He said Sierra Leone is heading into another crucial elections in March 2018, adding that this is the 4th democratic elections since 1996. This elections he went on is crucial in the sense that there’s no incumbency; “we are going to witness a transition of power from one elected President, who has served two consecutive terms, to a newly-elected President.”
In addition, De Monk furthered, more parties have joined the political race bringing in more enthusiasm and tension to the entire process. He said: “Moreover, we have more media now than the previous elections. According to the Independent Media Commission (IMC) latest records, there are 223 registered newspapers and magazines, 55 of which were registered between 2015 and 2017. There are 165 registered radio stations, 39 of which were registered between 2015 and 2017. Of the 29 registered TV and DTH services, 7 were registered between 2015 and 2017.”
The SLAJ scribe went on: “So you see that the media landscape is growing and SLAJ is keeping up with the increasing responsibility of safeguarding press freedom on the one hand and promoting ethical and responsible practice on the other hand.
In times like this, our work as journalists becomes equally crucial. During national elections the media is put on the spotlight. The public rely on us to provide relevant, accurate, fair, balanced and comprehensive information on the elections to enable them contribute to healthy elections debate and make informed choices.

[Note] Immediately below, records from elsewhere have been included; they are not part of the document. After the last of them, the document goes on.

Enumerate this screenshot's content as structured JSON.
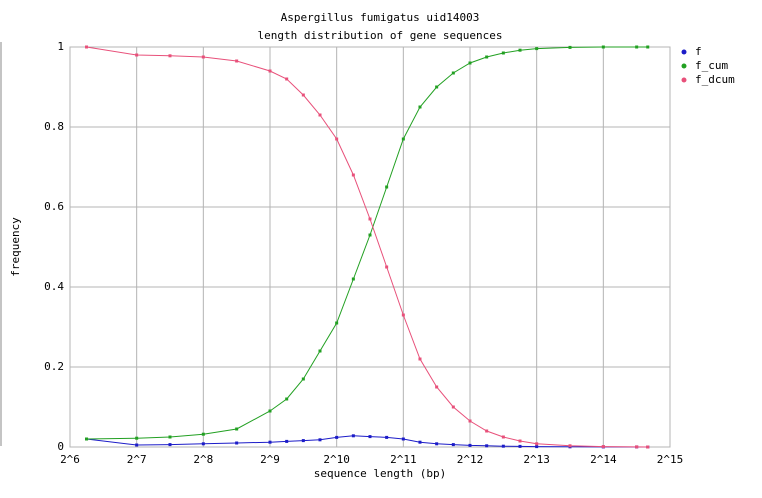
{
  "chart_data": {
    "type": "line",
    "title": "Aspergillus fumigatus uid14003",
    "subtitle": "length distribution of gene sequences",
    "x_label": "sequence length (bp)",
    "y_label": "frequency",
    "x_log_base": 2,
    "xlim": [
      64,
      32768
    ],
    "xticks": [
      {
        "value": 64,
        "label": "2^6"
      },
      {
        "value": 128,
        "label": "2^7"
      },
      {
        "value": 256,
        "label": "2^8"
      },
      {
        "value": 512,
        "label": "2^9"
      },
      {
        "value": 1024,
        "label": "2^10"
      },
      {
        "value": 2048,
        "label": "2^11"
      },
      {
        "value": 4096,
        "label": "2^12"
      },
      {
        "value": 8192,
        "label": "2^13"
      },
      {
        "value": 16384,
        "label": "2^14"
      },
      {
        "value": 32768,
        "label": "2^15"
      }
    ],
    "ylim": [
      0,
      1
    ],
    "yticks": [
      0,
      0.2,
      0.4,
      0.6,
      0.8,
      1
    ],
    "grid": true,
    "legend": "right",
    "x": [
      76,
      128,
      181,
      256,
      362,
      512,
      609,
      724,
      861,
      1024,
      1218,
      1448,
      1722,
      2048,
      2435,
      2896,
      3444,
      4096,
      4871,
      5793,
      6889,
      8192,
      11585,
      16384,
      23170,
      26000
    ],
    "series": [
      {
        "name": "f",
        "color": "#1c1cc8",
        "values": [
          0.02,
          0.005,
          0.006,
          0.008,
          0.01,
          0.012,
          0.014,
          0.016,
          0.018,
          0.024,
          0.028,
          0.026,
          0.024,
          0.02,
          0.012,
          0.008,
          0.006,
          0.004,
          0.003,
          0.002,
          0.0015,
          0.001,
          0.0005,
          0.0002,
          0.0001,
          0
        ]
      },
      {
        "name": "f_cum",
        "color": "#22a022",
        "values": [
          0.02,
          0.022,
          0.025,
          0.032,
          0.045,
          0.09,
          0.12,
          0.17,
          0.24,
          0.31,
          0.42,
          0.53,
          0.65,
          0.77,
          0.85,
          0.9,
          0.935,
          0.96,
          0.975,
          0.985,
          0.992,
          0.996,
          0.999,
          1,
          1,
          1
        ]
      },
      {
        "name": "f_dcum",
        "color": "#e8507a",
        "values": [
          1,
          0.98,
          0.978,
          0.975,
          0.965,
          0.94,
          0.92,
          0.88,
          0.83,
          0.77,
          0.68,
          0.57,
          0.45,
          0.33,
          0.22,
          0.15,
          0.1,
          0.065,
          0.04,
          0.025,
          0.015,
          0.008,
          0.003,
          0.001,
          0.0003,
          0
        ]
      }
    ]
  }
}
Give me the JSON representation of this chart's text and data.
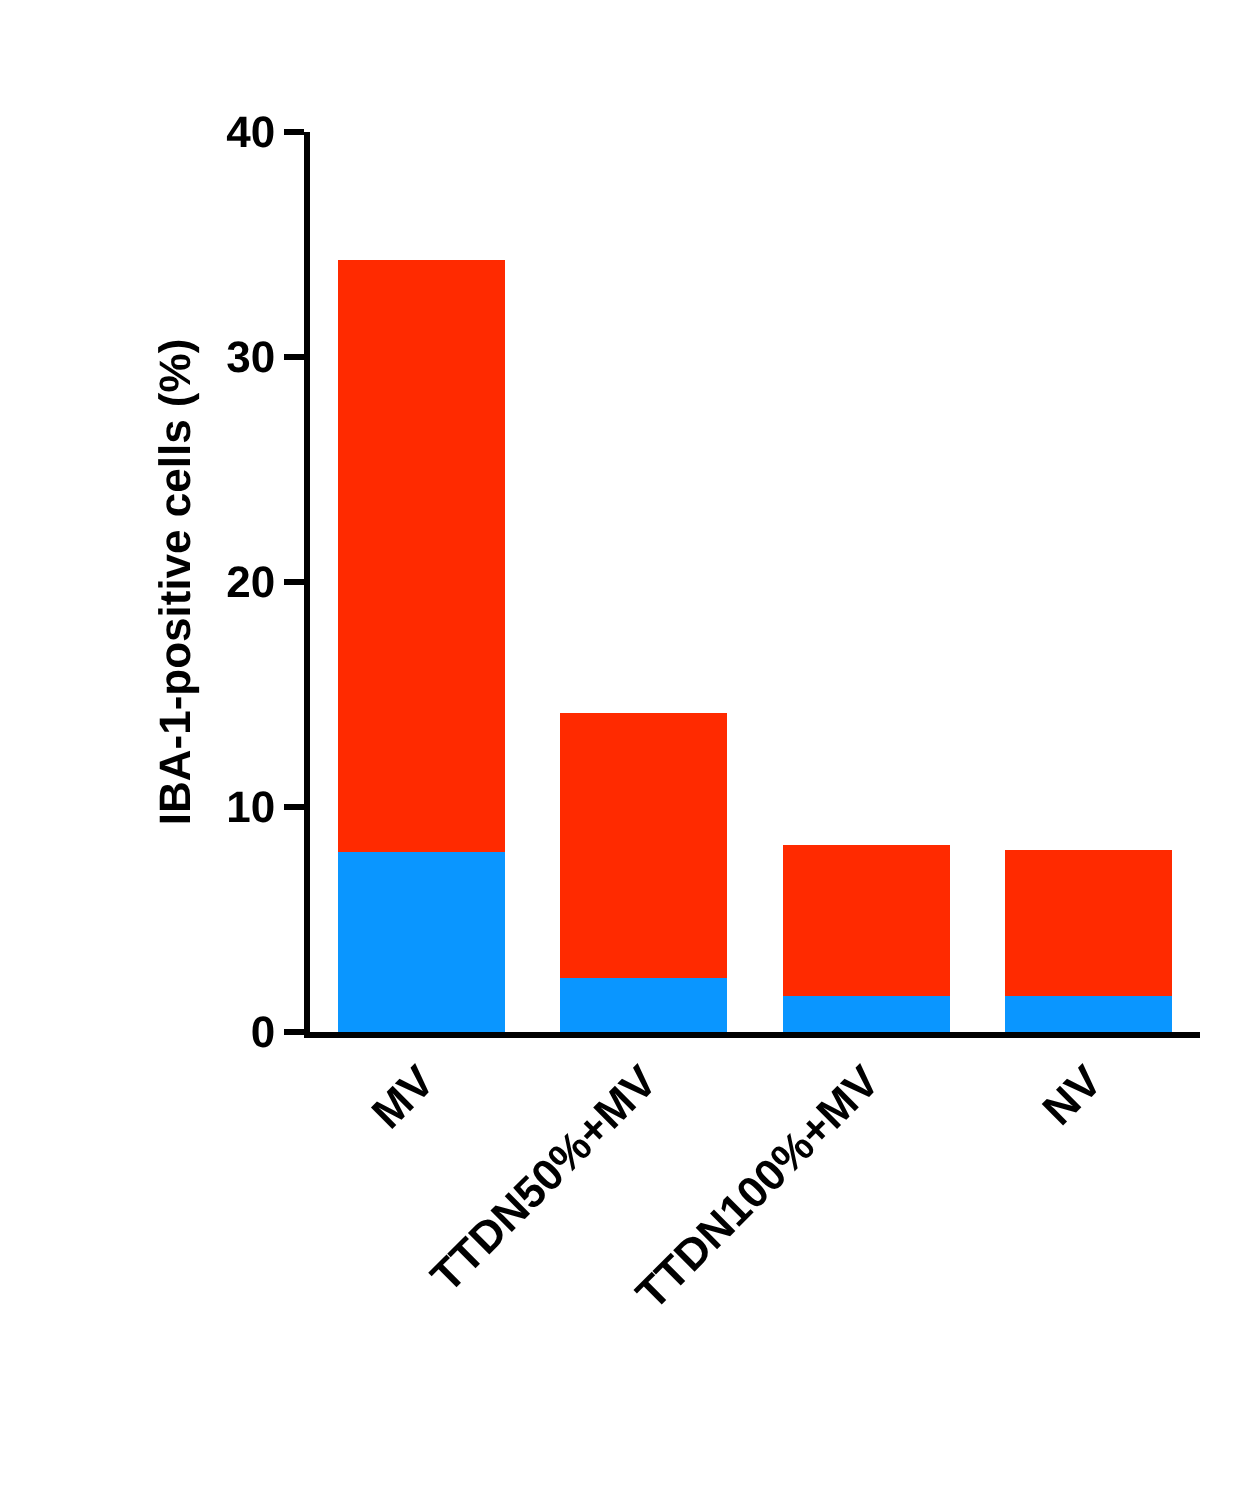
{
  "chart_data": {
    "type": "bar",
    "stacked": true,
    "ylabel": "IBA-1-positive cells (%)",
    "categories": [
      "MV",
      "TTDN50%+MV",
      "TTDN100%+MV",
      "NV"
    ],
    "series": [
      {
        "color": "#0a96ff",
        "values": [
          8.0,
          2.4,
          1.6,
          1.6
        ]
      },
      {
        "color": "#ff2a00",
        "values": [
          26.3,
          11.8,
          6.7,
          6.5
        ]
      }
    ],
    "ylim": [
      0,
      40
    ],
    "yticks": [
      0,
      10,
      20,
      30,
      40
    ],
    "grid": false
  }
}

The public want information on the political candidates- their profiles, track records, their platforms and their visions for the country. They want information on the elections processes and the electoral laws. Our traditional role to inform and educate becomes even more important during this period.
It is on this basis that we established the Media Monitoring and Review Committee to collect data, analyse and report on media activities during the electoral cycle- before, during and after.
Most often this monitoring has been done by outside bodies, notably elections observer groups and several CSOs. But this time we have taken the onus to monitor ourselves honestly because our ultimate aim is self-regulation.
When we monitor ourselves we put peer pressure on our colleagues so that they conform to ethical and responsible practice. And when we do so, we justify our long-running fight against Criminal Libel Law; that it should not be in our law books.
Finally, in all of these, the bottom line is ensuring our members adhere to the IMC Code of Practice and the SLAJ Code of Ethics.
We look forward to peaceful, free, transparent and credible elections with the media on top of the situation.”